İlişkinin başında karşı tarafın olumsuz tarafları çoklukla görmezden gelinir. “Aşk” haliyle birlikte salgılanan endorfinler, kişiyi adeta sarhoş eder ve gerçekleri algılamasını zorlaştırır. Etraftan gelen ikazlar dahi dikkate alınmaz. Fakat sonrasında yaşanan hayal kırıklıkları, alakanın başında “görmezden gelinen” ihtar işaretlerinin kaçınılmaz sonucudur.

İnsanlar şuurlu ya da bilinçsiz olarak tanıdık olanı seçme eğilimindedir. Zorlayıcı şahıslarla ilgi kurmak, geçmişte çözülmemiş meseleleri “şimdi çözme” güdüsüyle gelişir. Lakin bu atak ekseriyetle başarısız olur zira kişi, farklı bir vücutta birebir sorunu taşıyan bireyi seçmiştir.

DÜŞÜK ÖZSAYGI VE DEĞERSİZLİK HİSSİ

Birçok kişi, hak ettiğinden daha azına razı olur zira kendisini bedelli olarak tanımlamaz. Geçmişte yetersiz hissettirilmiş bireyler, “Daha güzelini hak etmiyorum” niyetiyle berbat bağlantılarda kalabilir. Kimileri ise karşısındaki kişiyi “kaybeden” olduğunu düşünerek daha düzgün hissetmeye çalışır. Asıl sorun ise, “Ben güzel biriyim ve yanımda olmak isteyen kişi de buna nazaran davranmalı” diyememektir.

YALNIZ KALMA KORKUSU

Yalnız kalmaktan korkan şahıslar, sadece bir bağlantıda olmak için yanlış beşerlerle birliktelik kurabilir. Aileden kopmadan çabucak evliliğe geçmek, kişinin yalnızlıkla baş etme marifetini geliştirmesini maniler. Bu da sıhhatsiz münasebetlere bağımlılığı artırır.

e9BSC7Adgk gLtXo3if1Qw

İlişkilerde hudut koymak, gerektiğinde “hayır” diyebilmek sağlıklı bir sevginin göstergesidir. Fakat birçok kişi, karşısındakini üzmemek ismine kendinden ödün verir. Bu durum, vakitle tükenmişlik ve tatminsizlik yaratır. Sağlıklı ilgiler, net sonlar ve açık bağlantı üzerine konseyidir.

DEĞİŞİM İÇİN KENDİNE VAKİT TANI

Yanlış bağlantılardan kurtulmak ve gerçek kişiyi seçmek için en değerli adım: yavaşlamak.
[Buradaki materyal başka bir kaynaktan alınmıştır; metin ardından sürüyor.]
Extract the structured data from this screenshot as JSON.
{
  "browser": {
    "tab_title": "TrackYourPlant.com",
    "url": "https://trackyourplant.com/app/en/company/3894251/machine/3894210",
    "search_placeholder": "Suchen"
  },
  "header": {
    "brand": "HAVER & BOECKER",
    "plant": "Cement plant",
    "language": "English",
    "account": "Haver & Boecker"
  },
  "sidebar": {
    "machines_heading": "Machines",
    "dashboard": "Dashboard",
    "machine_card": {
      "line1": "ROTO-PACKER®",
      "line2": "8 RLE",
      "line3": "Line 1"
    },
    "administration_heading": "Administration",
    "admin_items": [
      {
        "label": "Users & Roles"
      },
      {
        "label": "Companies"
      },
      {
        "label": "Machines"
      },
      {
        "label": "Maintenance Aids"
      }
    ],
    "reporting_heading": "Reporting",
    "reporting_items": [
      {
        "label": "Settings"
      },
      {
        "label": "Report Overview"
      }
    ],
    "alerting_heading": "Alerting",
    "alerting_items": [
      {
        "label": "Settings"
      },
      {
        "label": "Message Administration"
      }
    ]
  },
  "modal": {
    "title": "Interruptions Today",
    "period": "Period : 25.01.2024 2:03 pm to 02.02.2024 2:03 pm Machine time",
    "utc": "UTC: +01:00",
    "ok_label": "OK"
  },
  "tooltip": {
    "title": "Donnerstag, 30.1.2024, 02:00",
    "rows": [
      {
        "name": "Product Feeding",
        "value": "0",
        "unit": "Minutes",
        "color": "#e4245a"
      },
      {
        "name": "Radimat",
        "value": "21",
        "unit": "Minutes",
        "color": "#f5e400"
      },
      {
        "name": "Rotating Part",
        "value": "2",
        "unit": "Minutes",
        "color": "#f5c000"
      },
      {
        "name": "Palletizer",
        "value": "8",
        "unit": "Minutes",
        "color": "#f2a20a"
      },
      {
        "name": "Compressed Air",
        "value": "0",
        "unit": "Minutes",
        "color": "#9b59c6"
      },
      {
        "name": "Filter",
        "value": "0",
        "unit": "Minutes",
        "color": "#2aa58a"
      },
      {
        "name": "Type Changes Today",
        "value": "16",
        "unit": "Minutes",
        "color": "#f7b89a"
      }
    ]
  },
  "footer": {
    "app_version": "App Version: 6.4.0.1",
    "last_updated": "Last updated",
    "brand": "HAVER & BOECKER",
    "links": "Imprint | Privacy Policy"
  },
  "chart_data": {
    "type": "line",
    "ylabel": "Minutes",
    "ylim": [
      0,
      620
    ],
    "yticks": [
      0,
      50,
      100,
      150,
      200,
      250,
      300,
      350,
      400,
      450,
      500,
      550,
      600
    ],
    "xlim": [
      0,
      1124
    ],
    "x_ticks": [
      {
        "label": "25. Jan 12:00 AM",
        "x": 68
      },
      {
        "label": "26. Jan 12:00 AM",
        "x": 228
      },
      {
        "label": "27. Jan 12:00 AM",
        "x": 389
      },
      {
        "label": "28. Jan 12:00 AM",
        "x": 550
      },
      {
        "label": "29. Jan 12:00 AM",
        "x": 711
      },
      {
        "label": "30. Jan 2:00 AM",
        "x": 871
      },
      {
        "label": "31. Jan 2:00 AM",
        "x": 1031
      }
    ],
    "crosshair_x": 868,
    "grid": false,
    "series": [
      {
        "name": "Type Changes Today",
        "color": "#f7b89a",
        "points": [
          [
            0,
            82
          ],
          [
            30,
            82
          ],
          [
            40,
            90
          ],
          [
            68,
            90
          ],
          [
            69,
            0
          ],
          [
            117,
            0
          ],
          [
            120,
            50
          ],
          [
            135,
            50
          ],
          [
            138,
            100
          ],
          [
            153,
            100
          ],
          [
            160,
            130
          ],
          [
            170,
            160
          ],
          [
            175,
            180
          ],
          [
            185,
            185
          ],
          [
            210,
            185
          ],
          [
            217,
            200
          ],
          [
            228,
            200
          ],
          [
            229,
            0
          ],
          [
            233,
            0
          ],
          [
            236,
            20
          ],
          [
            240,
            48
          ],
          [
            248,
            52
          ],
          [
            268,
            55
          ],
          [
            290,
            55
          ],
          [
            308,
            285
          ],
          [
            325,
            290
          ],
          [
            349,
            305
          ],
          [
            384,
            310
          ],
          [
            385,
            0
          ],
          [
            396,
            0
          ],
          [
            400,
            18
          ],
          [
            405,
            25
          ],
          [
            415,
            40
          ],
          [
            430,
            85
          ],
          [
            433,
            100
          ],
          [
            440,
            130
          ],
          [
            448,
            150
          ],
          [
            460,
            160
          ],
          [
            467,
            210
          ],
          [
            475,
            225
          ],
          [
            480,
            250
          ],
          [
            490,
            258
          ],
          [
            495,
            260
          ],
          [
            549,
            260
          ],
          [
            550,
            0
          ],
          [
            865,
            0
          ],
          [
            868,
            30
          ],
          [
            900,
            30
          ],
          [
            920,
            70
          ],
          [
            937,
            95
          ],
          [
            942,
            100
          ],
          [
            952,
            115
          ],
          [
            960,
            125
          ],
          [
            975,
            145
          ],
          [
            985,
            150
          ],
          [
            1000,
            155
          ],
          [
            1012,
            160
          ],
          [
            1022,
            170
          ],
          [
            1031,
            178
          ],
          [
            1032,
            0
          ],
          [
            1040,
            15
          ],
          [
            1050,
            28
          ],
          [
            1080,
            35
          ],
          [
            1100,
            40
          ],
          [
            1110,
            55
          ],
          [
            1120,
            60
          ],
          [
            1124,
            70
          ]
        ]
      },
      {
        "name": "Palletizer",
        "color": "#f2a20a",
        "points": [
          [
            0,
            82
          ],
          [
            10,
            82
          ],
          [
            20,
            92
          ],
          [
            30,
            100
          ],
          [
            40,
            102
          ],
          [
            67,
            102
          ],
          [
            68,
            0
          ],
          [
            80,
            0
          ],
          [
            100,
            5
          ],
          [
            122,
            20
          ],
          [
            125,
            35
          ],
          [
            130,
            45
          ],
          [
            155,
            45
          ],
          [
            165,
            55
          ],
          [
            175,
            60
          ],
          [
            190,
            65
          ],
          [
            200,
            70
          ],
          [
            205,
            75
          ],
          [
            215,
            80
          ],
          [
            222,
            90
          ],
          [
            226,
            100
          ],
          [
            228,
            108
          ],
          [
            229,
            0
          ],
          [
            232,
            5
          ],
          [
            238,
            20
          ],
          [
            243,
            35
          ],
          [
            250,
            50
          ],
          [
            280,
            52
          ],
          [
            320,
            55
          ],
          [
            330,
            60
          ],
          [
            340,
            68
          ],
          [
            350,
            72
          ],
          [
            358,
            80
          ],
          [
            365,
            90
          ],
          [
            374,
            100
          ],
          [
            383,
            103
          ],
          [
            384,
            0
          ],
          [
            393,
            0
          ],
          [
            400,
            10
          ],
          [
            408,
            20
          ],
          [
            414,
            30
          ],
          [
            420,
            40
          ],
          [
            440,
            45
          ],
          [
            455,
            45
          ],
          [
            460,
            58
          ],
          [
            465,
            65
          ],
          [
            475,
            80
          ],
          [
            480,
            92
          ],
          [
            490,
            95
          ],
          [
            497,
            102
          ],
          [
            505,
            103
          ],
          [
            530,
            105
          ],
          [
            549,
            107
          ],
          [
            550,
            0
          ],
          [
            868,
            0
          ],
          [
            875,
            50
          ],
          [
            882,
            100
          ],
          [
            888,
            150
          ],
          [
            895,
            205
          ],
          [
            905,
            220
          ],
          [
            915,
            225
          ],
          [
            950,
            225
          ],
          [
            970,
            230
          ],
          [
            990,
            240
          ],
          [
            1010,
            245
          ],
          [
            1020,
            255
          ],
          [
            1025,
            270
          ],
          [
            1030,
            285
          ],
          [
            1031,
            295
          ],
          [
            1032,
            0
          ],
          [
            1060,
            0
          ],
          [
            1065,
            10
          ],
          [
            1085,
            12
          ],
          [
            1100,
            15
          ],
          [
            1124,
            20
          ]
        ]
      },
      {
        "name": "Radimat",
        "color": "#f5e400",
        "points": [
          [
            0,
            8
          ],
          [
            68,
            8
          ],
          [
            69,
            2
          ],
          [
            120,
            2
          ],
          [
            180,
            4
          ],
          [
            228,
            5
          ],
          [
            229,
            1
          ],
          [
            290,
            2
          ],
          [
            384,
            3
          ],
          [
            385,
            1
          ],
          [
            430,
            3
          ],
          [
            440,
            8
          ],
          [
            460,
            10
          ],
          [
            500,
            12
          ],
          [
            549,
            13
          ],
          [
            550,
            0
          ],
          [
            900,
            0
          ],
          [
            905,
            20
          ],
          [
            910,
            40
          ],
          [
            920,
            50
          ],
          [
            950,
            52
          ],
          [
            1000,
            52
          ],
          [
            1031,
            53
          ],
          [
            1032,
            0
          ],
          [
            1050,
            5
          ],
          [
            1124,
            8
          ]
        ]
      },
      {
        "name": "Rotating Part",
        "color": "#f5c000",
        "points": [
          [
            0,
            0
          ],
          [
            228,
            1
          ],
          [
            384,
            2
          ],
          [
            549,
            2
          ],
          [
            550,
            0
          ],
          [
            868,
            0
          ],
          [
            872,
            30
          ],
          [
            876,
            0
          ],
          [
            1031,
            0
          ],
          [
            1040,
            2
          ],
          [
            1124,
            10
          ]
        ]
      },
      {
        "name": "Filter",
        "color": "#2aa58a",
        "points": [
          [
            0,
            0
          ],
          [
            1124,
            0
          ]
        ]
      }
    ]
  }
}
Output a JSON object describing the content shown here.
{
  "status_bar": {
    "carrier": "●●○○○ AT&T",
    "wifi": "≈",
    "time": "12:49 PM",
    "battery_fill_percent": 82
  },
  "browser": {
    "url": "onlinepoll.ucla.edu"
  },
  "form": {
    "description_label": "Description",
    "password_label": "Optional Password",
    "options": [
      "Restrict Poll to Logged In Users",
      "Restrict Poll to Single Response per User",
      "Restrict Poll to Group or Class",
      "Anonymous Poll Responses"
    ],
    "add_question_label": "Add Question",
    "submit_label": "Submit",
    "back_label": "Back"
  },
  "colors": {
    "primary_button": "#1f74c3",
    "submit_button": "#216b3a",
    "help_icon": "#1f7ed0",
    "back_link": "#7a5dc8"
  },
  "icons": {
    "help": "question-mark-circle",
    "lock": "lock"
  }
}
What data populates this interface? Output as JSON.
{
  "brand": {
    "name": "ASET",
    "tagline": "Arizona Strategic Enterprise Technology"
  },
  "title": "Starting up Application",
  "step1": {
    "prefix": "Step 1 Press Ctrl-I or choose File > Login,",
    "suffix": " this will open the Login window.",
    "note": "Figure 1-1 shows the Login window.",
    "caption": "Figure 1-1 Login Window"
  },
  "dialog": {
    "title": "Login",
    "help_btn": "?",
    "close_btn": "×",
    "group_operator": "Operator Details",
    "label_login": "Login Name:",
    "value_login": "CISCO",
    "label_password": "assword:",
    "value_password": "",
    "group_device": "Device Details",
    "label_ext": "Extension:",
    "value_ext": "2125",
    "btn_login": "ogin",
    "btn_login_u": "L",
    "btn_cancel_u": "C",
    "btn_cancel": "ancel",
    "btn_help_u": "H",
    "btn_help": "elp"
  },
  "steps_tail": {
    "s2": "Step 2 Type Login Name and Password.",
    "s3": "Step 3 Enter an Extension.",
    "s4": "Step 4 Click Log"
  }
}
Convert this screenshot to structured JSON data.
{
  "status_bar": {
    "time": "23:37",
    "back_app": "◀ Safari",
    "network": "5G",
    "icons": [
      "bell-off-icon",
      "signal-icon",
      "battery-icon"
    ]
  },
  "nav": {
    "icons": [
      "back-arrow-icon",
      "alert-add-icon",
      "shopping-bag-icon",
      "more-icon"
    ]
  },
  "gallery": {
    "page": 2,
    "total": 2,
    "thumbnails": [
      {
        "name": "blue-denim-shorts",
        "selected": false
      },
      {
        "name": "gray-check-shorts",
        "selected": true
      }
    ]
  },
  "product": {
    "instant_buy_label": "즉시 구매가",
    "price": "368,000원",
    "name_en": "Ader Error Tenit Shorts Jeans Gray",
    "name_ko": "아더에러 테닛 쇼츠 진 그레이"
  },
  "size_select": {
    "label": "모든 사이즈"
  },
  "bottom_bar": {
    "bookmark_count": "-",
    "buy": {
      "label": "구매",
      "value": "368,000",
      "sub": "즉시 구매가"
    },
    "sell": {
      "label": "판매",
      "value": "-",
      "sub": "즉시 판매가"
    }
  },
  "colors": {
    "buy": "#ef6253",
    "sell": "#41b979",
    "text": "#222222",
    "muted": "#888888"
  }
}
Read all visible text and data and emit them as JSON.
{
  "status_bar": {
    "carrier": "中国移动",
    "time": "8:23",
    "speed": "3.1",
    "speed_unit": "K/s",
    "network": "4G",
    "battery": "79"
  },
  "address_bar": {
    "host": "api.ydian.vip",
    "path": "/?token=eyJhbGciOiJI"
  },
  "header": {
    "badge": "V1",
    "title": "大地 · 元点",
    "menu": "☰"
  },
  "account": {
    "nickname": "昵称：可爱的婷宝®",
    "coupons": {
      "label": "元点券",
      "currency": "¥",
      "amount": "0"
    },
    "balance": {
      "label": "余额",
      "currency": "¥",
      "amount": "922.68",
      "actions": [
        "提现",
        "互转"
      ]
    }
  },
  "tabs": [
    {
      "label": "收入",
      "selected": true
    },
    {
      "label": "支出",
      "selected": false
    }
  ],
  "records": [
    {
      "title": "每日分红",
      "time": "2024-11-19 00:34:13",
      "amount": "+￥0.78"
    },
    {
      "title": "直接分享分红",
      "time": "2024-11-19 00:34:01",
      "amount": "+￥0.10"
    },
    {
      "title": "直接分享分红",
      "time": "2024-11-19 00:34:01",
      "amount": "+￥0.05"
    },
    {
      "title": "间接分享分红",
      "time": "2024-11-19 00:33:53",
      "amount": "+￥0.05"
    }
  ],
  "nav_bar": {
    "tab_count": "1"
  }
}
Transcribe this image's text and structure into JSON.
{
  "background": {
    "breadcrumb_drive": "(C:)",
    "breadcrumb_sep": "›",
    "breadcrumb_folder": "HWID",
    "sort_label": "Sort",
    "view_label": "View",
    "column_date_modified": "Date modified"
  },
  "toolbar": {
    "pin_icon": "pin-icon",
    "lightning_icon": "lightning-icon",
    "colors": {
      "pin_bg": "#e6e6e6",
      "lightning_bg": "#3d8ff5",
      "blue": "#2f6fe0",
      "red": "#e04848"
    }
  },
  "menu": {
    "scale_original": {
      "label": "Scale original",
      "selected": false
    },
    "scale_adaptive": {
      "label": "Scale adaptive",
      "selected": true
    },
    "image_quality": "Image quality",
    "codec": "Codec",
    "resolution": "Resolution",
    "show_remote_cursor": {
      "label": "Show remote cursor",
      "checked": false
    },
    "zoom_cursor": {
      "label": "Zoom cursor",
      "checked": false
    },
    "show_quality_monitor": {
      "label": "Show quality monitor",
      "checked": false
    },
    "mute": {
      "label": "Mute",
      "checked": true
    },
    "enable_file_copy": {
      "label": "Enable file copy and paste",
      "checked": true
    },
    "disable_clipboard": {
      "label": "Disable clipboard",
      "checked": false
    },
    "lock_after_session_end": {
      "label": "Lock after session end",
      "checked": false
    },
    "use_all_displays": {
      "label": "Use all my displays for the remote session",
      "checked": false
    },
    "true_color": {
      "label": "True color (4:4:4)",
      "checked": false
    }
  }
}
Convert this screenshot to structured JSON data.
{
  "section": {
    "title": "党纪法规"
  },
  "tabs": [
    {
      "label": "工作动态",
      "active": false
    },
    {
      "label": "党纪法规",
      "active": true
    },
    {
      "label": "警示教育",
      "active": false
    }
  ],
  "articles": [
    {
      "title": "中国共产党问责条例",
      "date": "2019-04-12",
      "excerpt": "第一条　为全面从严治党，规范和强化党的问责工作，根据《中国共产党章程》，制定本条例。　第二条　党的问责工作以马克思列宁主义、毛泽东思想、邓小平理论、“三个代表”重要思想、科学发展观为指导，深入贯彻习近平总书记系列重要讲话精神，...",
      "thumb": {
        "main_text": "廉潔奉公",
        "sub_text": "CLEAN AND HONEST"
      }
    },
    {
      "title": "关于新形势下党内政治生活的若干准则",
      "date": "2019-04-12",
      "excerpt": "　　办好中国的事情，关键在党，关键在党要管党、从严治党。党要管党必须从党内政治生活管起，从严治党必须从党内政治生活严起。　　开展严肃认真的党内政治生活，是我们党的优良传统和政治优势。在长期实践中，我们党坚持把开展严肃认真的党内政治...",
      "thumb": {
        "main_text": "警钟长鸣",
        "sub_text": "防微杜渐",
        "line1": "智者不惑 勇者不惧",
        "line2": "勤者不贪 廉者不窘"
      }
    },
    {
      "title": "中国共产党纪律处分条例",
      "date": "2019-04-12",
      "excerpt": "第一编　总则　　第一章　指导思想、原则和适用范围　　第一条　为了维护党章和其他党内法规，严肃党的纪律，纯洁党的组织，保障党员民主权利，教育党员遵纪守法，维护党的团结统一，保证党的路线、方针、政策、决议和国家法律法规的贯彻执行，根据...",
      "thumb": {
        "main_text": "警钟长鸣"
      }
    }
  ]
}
İlişkilerin sağlıklı bir formda gelişebilmesi için vakte gereksinim vardır. Karşı tarafı hakikaten tanımak ve kendi duygusal muhtaçlıklarının farkına varmak bu sürecin temelidir. Çabukla alınan kararlar, süratli başlayan alakalar ve “Bu sefer her şey farklı olacak” umudu, birden fazla vakit benzeri hayal kırıklıklarıyla sonuçlanır. Meğer farkındalıkla ve şuurlu bir halde hareket etmek, hem kendimize hem de karşımızdakine karşı daha adil ve istikrarlı davranmamıza yardımcı olur.